With almost 400,000 students sitting for SPM 2020, there is bound to be a substantial impact on the exam timetable if the standard SOPs by the Ministry of Health for isolating close contacts and disinfection of premises are applied to the students, invigilators and schools.
If the Ministry of Education and the Ministry of Health are unable to deal with the questions I had raised before, perhaps it will seriously consider a proposal for an alternative evaluation or grading of this crucial examination, the same way other countries have decided to do so for the extraordinary case of the pandemic.
In place of the actual face to face SPM examination, MOE could:
Use the SPM 2020 trial results as the actual results (with adjustments to reflect fair assessment nationally). For this, the schools that were not able to complete the trial examinations should be allowed to do so.
Alternatively, to be more inclusive of those who were unable to properly complete their school year, MOE may consider taking the overall academic performance since Form 4. This is to ensure that consistently excellent students do not fall behind just because they did not have the right technological tools. This method is similar to what was conducted for students of the 2019/2020 Matriculation Program (PSPM).
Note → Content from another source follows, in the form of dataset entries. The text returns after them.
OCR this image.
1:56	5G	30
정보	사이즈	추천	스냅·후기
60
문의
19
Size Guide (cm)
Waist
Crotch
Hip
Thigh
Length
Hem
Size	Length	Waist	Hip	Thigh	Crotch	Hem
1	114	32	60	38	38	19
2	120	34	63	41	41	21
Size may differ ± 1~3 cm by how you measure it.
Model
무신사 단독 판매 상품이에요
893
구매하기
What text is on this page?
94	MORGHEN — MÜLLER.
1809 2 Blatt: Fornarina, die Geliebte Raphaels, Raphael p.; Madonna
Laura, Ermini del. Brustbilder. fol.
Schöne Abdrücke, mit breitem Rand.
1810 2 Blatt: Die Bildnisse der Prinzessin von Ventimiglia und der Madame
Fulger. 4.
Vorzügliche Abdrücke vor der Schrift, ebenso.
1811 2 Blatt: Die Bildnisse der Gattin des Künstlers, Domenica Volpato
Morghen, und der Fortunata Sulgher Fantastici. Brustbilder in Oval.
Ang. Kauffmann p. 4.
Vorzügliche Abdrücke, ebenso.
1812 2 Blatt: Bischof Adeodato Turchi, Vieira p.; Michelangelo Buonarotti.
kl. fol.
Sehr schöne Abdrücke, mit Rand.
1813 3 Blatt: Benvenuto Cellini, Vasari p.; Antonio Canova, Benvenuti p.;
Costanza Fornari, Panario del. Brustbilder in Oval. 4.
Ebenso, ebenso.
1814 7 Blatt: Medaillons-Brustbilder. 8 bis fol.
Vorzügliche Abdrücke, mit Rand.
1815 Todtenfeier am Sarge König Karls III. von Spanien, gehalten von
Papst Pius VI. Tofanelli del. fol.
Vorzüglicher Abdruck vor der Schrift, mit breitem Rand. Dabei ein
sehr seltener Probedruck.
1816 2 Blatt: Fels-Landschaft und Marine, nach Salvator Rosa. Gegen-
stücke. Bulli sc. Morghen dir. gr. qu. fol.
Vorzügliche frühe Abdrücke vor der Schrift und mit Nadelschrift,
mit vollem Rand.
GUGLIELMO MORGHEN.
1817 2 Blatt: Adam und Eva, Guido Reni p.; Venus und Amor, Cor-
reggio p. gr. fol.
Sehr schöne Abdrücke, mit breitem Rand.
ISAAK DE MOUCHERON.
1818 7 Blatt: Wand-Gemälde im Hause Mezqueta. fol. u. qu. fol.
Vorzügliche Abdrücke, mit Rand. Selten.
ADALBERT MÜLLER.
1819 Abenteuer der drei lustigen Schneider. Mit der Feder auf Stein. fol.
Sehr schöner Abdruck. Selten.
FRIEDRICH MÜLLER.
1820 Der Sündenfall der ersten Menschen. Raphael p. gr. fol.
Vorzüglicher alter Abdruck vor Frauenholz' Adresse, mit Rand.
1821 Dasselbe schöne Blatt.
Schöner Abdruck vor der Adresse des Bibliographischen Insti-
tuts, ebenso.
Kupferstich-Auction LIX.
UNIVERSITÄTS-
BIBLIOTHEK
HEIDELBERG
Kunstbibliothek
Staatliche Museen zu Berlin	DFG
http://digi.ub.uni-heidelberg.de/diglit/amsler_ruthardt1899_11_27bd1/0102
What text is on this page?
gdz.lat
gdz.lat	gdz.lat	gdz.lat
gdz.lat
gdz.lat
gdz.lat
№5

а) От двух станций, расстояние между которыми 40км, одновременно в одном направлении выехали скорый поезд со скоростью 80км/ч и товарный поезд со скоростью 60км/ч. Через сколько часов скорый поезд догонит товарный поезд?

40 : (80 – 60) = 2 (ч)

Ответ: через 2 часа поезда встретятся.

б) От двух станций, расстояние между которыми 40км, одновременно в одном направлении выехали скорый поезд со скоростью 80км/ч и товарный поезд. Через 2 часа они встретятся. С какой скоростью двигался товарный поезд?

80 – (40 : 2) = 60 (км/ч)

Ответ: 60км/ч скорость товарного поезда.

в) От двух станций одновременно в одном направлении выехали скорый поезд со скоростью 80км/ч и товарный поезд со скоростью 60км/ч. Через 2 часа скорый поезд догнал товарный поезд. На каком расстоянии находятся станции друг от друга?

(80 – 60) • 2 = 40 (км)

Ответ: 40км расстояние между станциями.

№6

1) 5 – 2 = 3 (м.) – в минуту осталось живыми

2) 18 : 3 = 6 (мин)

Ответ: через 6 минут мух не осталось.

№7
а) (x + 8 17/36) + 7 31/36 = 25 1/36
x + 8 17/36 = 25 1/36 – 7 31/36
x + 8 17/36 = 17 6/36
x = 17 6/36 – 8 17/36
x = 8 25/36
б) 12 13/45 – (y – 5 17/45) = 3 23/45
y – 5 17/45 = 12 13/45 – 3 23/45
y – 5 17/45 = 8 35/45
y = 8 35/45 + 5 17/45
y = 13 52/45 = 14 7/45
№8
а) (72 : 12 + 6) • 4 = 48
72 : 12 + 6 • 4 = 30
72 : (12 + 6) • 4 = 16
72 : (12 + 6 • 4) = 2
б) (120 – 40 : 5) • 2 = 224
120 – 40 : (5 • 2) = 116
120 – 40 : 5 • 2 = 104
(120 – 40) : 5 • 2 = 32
The SPM examination is our country’s biggest examination. It is a key determining factor of a students’ future. As it is, some have or will be missing the application deadlines for tertiary education. Not to mention the possibly high student drop-out rate this year due to being unable to cope with or partake in online classes.
I strongly urge MOE to look into the safety and practicality for the sake of our future generation. The health and education future of some 400,000 students are in their hands.